Trump's presidency has led to a surge in crypto OTC trading volume
Recently, several cryptocurrency trading companies have reported a rapid growth in OTC cryptocurrency volume in recent months, with Trump's election as a key driving force. Tim Ogilvie from Kraken Exchange stated that OTC trading volume has increased by 220% year-on-year. Traders noted that market participants are actively preparing and initiating trades as the election approaches. Prices of mainstream cryptocurrencies like BTC and ETH have risen, prompting projects and investors to manage funds and risks within the new price range. BitGo also pointed out that the election result is the dominant factor behind the recent surge in trading volume, with some companies' trading volumes returning to levels seen during the market peak in 2021.

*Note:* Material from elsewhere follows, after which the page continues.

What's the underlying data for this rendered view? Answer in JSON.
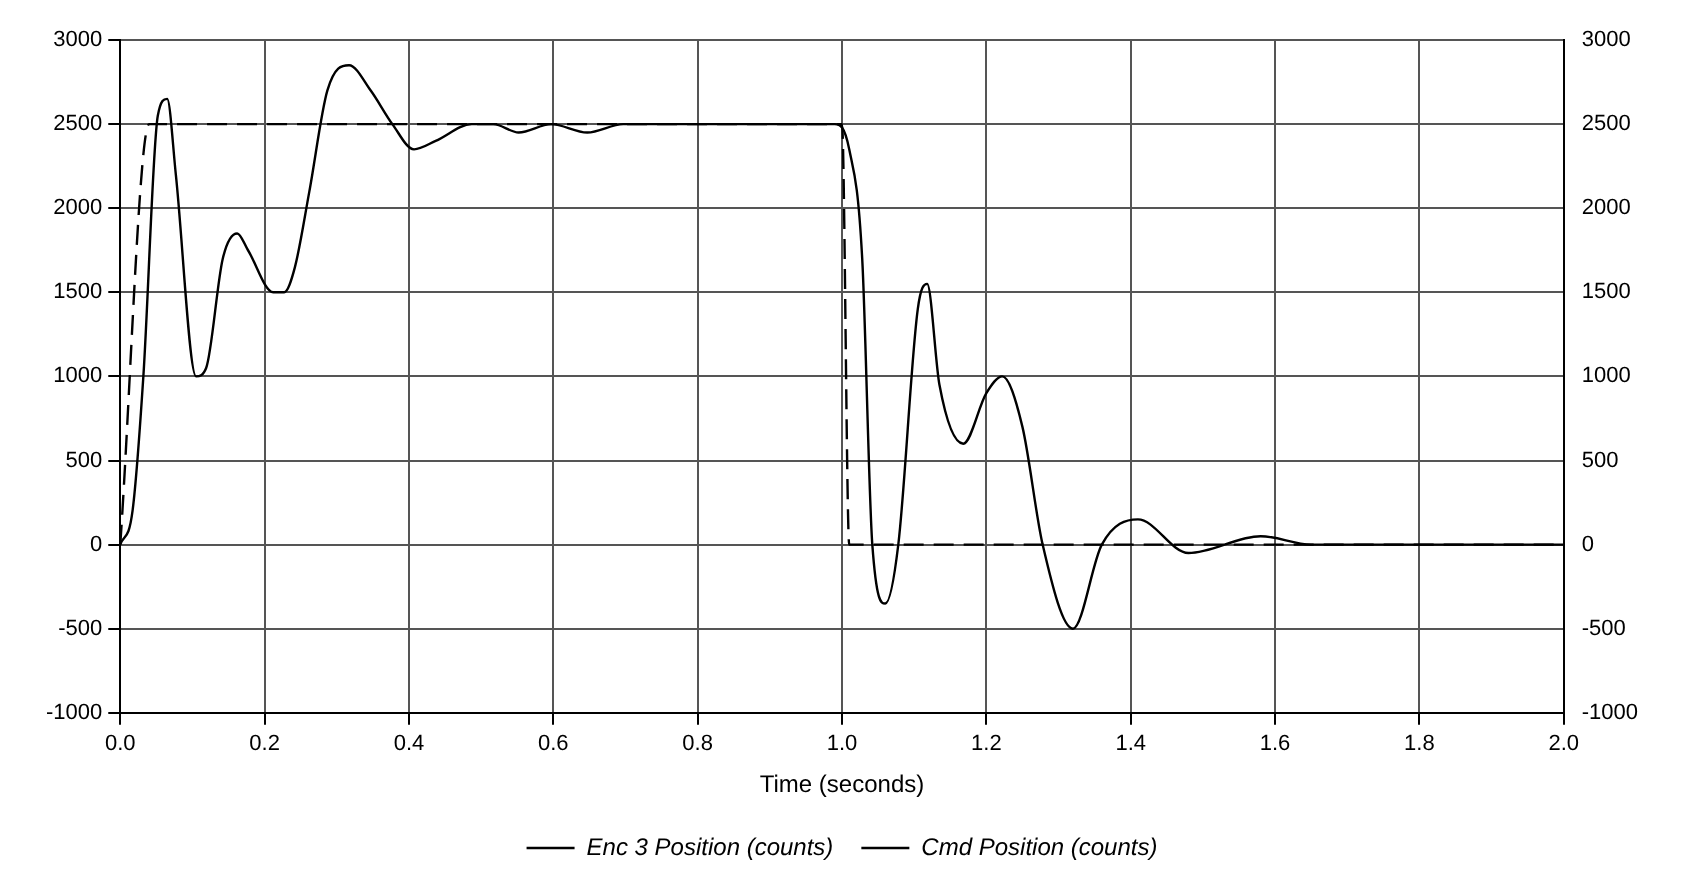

The United States, the United Kingdom, and the European Union are strengthening tax regulation on cryptocurrencies, and investors need to pay attention to tax rates and compliance requirements.
The United States, the United Kingdom, and the European Union are strengthening tax regulation on cryptocurrencies, affecting investor operations. In the U.S., cryptocurrency transactions are subject to capital gains tax, with rates depending on holding time and income; miners and staking income are subject to income tax, and exchanges will need to report data starting in 2025. The U.K. imposes a capital gains tax of up to 24% on cryptocurrency transactions, with an allowance of £3,000; miners and salary income are subject to income tax and national insurance. Tax rates vary across EU countries, with Germany exempting taxes for holdings over a year, while Spain has a tax rate of 28%. The MiCA regulations in 2025 will unify some rules and enhance tax transparency.